“Panopticon”, de George Sikharulidze, apresenta um retrato incisivo da juventude georgiana contemporânea através de Sandro (Data Chachua), um adolescente abandonado pelos pais e imerso em um país que vigia, julga e molda seus desejos com mão pesada. A trama acompanha sua relação com Lasha (Vakhtang Kedeladze), Tina (Salome Gelenidze) e a avó (Ketevan Shervashidze), reforçando como estruturas religiosas e políticas definem comportamentos desde cedo. A narrativa articula intimidade e perigo sob um clima constante de tensão social.
O filme confronta as marcas da masculinidade tóxica que atravessam a Geórgia pós-soviética, observando como discursos nacionalistas, valores religiosos conservadores e ideais de pureza definem expectativas e mutilam possibilidades afetivas. A crise identitária de Sandro ecoa até hoje na juventude que cresce entre repressão institucional e vigilância comunitária, especialmente quando tensões políticas recentes reacenderam debates sobre liberdade artística e o impacto do regime na produção cinematográfica local.
A representatividade queer surge de forma elusiva, porém profundamente significativa, inserida nas hesitações, na relação com Lasha, nos impulsos contraditórios e na vergonha internalizada que moldam Sandro. O filme constrói essa dimensão como uma força latente, reprimida pela vigilância moral e pelos códigos masculinos da Geórgia contemporânea, sugerindo desejo e curiosidade onde a narrativa oficial exige pureza e obediência.
“Panopticon” também circula por bastidores pungentes. A interpretação de Data Chachua revela camadas de insegurança e brutalidade internalizada, justificando sua premiação nos Asia Pacific Screen Awards. O trabalho de elenco traz uma energia crua que fortalece os conflitos, enquanto a dinâmica entre Sandro e Lasha deixa ver como grupos de extrema-direita aliciam jovens em busca de pertencimento.
A direção de George Sikharulidze adota um olhar atento que acompanha Sandro sem reduzi-lo a vítima ou vilão. A estética preserva espaços íntimos que revelam contradições familiares e sociais, reforçadas por uma trilha de Chiara Costanza que acentua inquietações internas. As escolhas visuais constroem um ambiente de constante observação, alinhado ao conceito foucaultiano que inspira o título e traduz o impacto da vigilância política e moral sobre corpos jovens.

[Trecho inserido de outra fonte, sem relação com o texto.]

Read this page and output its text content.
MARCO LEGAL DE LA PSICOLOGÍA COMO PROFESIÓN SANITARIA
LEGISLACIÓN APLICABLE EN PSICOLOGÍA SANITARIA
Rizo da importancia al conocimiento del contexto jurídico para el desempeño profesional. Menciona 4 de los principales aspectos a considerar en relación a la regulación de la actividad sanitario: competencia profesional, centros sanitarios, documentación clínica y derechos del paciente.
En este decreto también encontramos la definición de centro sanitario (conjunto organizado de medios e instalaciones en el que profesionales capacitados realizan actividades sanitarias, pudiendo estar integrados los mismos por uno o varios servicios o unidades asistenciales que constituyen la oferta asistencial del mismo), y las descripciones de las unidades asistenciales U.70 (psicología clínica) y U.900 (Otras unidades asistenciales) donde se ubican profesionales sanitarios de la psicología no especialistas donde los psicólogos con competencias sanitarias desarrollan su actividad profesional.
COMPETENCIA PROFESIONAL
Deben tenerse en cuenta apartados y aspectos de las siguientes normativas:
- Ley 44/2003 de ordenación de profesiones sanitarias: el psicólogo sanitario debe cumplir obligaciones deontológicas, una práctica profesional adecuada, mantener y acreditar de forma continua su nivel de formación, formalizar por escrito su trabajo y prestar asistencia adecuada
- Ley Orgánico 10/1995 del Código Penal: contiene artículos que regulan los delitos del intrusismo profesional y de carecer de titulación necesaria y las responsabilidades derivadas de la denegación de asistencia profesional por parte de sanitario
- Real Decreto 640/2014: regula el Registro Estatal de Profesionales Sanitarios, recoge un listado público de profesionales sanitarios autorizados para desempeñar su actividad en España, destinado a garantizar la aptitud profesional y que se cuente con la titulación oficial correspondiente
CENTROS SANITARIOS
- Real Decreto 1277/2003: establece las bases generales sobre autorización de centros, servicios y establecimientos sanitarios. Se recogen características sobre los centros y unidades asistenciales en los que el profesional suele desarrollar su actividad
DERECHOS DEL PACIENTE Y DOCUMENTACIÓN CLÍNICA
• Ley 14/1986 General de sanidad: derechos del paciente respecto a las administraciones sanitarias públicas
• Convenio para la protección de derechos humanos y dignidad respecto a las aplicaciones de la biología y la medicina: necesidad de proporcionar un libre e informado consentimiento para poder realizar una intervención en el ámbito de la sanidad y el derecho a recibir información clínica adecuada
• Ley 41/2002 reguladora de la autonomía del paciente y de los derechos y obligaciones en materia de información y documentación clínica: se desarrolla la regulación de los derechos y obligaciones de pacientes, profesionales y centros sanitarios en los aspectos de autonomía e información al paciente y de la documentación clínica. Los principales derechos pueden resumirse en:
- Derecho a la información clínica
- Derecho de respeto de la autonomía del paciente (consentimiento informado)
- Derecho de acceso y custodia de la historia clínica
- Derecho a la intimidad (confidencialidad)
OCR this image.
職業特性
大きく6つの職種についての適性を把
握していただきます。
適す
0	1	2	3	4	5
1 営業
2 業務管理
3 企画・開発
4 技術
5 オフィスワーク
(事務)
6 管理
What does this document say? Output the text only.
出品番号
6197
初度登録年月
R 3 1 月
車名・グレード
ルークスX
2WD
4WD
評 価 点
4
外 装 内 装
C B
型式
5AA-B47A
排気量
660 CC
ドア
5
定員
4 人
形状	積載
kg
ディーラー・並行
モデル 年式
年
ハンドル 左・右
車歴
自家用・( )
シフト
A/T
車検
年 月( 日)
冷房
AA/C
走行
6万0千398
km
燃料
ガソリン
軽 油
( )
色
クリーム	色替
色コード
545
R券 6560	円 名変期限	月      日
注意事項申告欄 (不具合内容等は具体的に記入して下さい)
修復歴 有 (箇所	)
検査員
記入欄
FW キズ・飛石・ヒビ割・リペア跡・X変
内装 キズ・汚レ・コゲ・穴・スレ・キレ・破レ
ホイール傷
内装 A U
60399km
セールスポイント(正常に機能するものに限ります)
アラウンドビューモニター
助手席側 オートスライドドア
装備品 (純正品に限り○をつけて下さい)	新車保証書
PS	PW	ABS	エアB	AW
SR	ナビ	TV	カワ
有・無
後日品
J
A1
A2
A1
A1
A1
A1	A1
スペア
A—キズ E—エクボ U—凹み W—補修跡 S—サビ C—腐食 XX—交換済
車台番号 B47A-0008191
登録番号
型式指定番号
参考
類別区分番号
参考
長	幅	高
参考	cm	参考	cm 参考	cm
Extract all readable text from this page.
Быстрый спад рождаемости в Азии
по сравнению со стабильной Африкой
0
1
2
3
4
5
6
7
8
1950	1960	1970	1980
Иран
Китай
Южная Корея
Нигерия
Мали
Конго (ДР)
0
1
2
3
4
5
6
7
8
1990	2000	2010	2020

Escolhido para representar a Georgia no Oscar, “Panopticon” consolida a força de uma obra que não se digere fácil. O filme propõe uma crítica ampla às estruturas que moldam masculinidades, expõe nuances de desejo em um ambiente adverso e posiciona Sandro como símbolo de uma geração que tenta existir entre força, medo e possibilidade. A sutileza queer que atravessa o longa surge como gesto de resistência dentro de um cinema georgiano que enfrenta controle crescente.